Standardised incidence and prevalence of LBP from Aurum were lower than those from GOLD until 2014, after which estimates were similar. Both databases showed recent declines in incidence and prevalence of LBP: declines began earlier in GOLD (after 2012-2014) than Aurum (after 2014-2015). Standardised incidence (after 2011) and prevalence of osteoarthritis (after 2003) were higher in Aurum than GOLD and showed different trends: incidence and prevalence were stable or increasing in Aurum, decreasing in GOLD. Stratified estimates in CPRD Aurum suggested consistently higher occurrence among women, older age groups, and those living in the north of England.
Comparative analyses of two English databases produced conflicting estimates and trends for two common musculoskeletal conditions. Aurum estimates appeared more consistent with external sources and may be useful for monitoring population musculoskeletal health and healthcare demand, but they remain sensitive to analytic decisions and data quality.
比较两个英国全国性电子健康记录数据库(临床实践研究数据链(CPRD)Aurum和CPRD GOLD)中腰痛(LBP)和骨关节炎的年度人均咨询发病率及患病率估计值。
回顾性、基于人群的纵向队列研究。分别使用既定编码列表在年龄≥15岁和≥45岁人群中定义LBP和骨关节炎病例。发病病例为给定日历年度内新记录的病例,且在前3年无相关咨询记录(分母=同一日历年度内高危人群的确切人时)。现患病例为在给定日历年度内有≥1次针对所关注疾病的咨询记录的个体,无论之前是否有过相同疾病的咨询记录(分母=前3年有完整注册历史的所有患者)。我们估计了2000 - 2019年这两种疾病总体以及按性别、年龄组和地区划分的年龄 - 性别标准化发病率和年度(12个月期间)患病率。

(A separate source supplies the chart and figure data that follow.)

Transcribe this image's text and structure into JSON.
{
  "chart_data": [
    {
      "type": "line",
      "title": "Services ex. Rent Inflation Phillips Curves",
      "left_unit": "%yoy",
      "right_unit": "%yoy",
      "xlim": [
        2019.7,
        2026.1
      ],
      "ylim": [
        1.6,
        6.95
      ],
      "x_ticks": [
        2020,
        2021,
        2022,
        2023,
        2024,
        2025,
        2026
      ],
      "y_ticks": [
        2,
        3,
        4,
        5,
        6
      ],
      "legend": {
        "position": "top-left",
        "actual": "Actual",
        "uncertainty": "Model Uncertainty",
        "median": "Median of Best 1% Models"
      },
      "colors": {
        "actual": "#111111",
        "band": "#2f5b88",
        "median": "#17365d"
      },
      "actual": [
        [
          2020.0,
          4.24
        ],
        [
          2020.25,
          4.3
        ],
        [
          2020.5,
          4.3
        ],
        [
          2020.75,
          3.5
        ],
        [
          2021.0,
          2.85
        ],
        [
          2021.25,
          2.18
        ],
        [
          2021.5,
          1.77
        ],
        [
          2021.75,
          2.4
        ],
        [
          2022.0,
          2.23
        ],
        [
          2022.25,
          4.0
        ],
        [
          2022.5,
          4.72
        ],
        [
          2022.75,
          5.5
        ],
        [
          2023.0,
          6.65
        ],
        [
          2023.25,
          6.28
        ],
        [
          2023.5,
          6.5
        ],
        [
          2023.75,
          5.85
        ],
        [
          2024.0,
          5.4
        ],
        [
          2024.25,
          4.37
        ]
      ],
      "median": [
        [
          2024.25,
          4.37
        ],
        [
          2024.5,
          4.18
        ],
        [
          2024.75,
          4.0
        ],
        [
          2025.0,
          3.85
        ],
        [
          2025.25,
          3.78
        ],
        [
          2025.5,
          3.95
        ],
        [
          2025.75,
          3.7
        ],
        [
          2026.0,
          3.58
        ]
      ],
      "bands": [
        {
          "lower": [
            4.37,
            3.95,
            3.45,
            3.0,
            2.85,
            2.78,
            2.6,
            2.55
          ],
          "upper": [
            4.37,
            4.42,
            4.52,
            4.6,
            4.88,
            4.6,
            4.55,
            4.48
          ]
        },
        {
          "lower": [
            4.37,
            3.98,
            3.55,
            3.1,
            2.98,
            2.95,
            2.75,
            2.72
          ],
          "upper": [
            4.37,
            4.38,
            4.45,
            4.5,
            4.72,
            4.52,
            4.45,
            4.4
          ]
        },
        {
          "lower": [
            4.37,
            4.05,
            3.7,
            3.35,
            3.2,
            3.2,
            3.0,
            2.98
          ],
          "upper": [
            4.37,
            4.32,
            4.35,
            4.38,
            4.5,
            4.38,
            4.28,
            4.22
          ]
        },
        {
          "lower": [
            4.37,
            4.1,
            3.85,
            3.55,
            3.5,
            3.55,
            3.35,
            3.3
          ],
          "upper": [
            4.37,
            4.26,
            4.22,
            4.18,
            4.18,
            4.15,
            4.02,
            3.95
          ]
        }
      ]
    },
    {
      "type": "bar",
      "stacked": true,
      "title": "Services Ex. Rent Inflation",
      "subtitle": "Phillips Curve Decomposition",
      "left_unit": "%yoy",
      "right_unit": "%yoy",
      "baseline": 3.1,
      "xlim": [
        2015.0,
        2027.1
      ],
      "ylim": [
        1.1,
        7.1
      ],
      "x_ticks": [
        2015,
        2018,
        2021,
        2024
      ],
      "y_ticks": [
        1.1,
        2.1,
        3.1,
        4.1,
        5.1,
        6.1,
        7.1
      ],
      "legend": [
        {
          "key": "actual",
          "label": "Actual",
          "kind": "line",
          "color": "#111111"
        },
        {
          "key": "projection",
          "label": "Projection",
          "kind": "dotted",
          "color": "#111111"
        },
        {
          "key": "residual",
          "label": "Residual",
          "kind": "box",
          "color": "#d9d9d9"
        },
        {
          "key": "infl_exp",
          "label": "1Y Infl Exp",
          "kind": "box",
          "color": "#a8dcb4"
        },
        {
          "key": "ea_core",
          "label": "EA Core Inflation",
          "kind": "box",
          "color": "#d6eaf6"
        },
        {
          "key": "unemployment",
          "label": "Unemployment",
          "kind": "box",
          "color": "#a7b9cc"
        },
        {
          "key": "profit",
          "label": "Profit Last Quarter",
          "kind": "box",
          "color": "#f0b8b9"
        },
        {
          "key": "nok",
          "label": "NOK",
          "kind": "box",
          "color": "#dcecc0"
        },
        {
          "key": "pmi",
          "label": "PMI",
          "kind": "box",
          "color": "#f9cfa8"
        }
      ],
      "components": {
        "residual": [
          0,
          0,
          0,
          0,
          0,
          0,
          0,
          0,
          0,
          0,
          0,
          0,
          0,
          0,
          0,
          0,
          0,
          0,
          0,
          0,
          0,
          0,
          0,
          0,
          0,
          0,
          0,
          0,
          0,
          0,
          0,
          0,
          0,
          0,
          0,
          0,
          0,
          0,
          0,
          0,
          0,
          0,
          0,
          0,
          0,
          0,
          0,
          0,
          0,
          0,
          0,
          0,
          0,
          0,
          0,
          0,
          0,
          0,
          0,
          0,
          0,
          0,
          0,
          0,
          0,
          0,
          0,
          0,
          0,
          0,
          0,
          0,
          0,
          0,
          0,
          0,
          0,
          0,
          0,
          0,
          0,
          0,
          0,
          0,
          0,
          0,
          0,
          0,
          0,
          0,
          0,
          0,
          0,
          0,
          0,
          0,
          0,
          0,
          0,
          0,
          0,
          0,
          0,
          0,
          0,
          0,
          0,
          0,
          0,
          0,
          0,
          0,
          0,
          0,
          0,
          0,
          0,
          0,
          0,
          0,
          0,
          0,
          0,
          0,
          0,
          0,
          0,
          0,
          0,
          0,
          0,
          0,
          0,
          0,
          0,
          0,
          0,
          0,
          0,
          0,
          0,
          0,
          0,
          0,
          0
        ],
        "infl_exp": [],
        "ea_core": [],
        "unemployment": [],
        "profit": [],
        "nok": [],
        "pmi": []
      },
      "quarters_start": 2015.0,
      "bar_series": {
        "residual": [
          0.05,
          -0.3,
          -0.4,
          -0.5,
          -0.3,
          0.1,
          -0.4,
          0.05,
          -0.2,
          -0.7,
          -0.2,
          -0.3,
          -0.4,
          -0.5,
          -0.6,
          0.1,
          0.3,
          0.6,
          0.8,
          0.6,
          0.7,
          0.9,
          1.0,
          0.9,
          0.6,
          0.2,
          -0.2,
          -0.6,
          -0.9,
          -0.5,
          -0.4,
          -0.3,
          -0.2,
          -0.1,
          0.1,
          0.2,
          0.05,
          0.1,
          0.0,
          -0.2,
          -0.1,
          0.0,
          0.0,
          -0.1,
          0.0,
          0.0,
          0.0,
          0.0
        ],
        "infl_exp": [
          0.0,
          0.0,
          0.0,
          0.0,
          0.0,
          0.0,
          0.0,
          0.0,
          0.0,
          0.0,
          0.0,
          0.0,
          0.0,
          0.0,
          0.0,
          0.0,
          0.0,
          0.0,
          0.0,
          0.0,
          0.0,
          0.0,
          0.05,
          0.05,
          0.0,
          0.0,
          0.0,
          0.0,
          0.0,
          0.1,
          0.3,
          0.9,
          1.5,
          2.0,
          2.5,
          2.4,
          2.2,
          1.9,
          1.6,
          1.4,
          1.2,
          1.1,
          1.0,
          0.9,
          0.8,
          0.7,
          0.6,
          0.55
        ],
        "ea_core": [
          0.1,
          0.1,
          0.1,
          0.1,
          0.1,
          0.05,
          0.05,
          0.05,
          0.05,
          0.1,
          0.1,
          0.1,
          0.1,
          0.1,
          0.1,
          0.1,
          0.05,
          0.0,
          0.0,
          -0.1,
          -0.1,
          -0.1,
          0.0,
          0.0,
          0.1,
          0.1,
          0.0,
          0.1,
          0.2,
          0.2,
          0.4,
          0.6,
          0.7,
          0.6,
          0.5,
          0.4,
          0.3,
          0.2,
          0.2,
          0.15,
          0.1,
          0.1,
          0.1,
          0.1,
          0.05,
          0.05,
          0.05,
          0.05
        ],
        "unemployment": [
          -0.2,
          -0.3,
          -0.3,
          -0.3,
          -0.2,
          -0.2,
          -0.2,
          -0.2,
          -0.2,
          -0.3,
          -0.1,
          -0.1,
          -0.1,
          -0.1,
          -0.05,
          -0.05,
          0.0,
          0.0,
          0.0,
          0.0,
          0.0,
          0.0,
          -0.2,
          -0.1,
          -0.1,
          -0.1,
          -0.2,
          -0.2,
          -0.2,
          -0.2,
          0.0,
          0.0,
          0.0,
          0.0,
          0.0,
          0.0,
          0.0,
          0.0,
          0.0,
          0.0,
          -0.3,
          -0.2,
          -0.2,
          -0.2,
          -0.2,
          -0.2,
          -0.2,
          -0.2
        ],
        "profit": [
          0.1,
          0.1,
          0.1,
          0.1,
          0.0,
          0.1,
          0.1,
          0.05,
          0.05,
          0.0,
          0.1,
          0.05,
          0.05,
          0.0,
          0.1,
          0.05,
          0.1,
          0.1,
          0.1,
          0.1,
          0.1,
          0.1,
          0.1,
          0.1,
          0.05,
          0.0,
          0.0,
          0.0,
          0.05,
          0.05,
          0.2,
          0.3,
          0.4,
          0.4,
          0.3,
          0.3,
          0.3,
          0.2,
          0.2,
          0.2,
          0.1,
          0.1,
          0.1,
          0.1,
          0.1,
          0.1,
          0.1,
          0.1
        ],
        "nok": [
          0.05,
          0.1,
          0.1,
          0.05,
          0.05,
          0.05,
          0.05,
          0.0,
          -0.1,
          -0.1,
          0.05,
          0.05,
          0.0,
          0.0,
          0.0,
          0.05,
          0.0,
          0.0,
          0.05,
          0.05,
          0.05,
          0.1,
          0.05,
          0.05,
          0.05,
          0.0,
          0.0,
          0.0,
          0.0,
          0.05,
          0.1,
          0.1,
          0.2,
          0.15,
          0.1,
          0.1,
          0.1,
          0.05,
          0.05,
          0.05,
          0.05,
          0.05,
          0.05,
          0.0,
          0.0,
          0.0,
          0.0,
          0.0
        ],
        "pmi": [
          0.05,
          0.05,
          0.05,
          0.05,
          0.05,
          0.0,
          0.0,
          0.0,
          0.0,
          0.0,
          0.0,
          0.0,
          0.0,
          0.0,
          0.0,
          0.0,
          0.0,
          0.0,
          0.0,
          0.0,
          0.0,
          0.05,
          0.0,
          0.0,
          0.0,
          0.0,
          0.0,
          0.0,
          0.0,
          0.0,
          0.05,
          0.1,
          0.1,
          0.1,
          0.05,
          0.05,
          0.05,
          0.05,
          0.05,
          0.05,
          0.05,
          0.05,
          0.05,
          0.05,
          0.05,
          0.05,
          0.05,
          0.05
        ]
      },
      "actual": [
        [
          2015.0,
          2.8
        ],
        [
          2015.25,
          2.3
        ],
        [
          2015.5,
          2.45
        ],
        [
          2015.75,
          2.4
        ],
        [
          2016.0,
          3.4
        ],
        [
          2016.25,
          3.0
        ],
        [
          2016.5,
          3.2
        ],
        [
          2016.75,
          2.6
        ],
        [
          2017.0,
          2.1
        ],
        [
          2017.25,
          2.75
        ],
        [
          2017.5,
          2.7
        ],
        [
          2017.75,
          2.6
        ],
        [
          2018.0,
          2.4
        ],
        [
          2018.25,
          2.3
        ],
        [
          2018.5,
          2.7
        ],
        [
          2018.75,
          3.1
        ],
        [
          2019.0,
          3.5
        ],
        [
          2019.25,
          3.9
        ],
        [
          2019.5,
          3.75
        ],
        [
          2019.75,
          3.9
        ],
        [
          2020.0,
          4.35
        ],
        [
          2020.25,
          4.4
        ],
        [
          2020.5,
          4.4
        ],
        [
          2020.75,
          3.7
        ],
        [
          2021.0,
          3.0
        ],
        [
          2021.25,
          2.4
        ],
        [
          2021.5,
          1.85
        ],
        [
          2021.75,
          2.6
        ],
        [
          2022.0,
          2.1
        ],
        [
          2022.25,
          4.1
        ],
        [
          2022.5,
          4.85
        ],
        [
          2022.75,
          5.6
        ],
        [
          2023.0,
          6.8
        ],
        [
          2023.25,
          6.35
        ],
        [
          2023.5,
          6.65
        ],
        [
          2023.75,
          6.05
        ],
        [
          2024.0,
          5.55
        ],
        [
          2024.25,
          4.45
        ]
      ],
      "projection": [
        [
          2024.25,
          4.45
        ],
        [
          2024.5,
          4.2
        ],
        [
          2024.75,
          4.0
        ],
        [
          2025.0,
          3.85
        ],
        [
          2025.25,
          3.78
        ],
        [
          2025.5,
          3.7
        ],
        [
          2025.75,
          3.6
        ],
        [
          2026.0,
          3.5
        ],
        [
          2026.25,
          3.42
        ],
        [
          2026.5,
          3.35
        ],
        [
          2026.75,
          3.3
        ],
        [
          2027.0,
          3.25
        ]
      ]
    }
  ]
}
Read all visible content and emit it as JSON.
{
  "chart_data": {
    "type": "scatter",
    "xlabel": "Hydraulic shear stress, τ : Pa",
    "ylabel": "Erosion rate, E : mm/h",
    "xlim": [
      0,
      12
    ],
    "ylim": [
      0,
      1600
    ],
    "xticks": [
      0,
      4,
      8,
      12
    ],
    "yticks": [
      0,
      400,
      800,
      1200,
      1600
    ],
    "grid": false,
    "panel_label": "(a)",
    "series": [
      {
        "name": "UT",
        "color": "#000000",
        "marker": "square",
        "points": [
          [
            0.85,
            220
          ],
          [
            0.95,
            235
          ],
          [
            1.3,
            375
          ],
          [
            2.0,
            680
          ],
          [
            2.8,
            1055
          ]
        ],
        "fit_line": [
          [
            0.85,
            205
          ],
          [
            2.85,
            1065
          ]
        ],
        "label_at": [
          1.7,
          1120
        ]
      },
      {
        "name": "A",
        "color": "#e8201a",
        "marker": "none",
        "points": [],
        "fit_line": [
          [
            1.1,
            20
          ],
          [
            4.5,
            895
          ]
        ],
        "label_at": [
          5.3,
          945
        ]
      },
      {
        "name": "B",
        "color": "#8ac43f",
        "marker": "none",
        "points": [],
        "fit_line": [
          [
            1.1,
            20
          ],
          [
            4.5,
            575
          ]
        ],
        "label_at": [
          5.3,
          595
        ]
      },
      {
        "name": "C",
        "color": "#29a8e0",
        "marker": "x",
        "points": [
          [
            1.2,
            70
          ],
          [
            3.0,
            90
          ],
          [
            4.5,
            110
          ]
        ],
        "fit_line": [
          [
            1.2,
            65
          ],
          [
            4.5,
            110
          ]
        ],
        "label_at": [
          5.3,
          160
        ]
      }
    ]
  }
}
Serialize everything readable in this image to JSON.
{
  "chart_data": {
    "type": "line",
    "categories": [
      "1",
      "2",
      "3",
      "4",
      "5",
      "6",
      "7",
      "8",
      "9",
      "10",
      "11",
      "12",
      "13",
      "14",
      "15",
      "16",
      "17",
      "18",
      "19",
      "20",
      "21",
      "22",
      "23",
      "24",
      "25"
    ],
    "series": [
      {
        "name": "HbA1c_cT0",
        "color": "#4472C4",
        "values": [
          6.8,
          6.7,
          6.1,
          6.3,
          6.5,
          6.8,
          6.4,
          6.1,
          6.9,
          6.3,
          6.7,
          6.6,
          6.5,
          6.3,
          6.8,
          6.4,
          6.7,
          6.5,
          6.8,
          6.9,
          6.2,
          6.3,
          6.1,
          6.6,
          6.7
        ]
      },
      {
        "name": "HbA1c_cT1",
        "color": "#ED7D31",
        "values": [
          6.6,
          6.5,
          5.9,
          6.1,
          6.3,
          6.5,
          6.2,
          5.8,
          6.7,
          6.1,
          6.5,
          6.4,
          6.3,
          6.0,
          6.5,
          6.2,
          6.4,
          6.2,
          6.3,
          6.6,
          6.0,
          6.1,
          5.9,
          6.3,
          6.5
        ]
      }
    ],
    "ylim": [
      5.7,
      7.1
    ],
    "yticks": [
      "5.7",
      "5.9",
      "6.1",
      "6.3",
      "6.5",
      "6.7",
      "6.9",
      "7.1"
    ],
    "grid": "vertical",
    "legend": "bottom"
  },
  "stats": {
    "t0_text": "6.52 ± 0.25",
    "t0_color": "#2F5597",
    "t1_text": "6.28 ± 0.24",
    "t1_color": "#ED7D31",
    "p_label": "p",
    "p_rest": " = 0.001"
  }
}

直到2014年,Aurum中LBP的标准化发病率和患病率低于GOLD,此后估计值相似。两个数据库均显示近期LBP的发病率和患病率有所下降:GOLD(2012 - 2014年后)的下降开始时间早于Aurum(2014 - 2015年后)。Aurum中骨关节炎的标准化发病率(2011年后)和患病率(2003年后)高于GOLD,且呈现不同趋势:Aurum中的发病率和患病率稳定或上升,GOLD中的则下降。CPRD Aurum的分层估计表明,女性、老年人群体以及居住在英格兰北部的人群中发病率始终较高。
对两个英国数据库的比较分析得出了两种常见肌肉骨骼疾病相互矛盾的估计值和趋势。Aurum的估计值似乎与外部来源更一致,可能有助于监测人群肌肉骨骼健康和医疗需求,但它们仍对分析决策和数据质量敏感。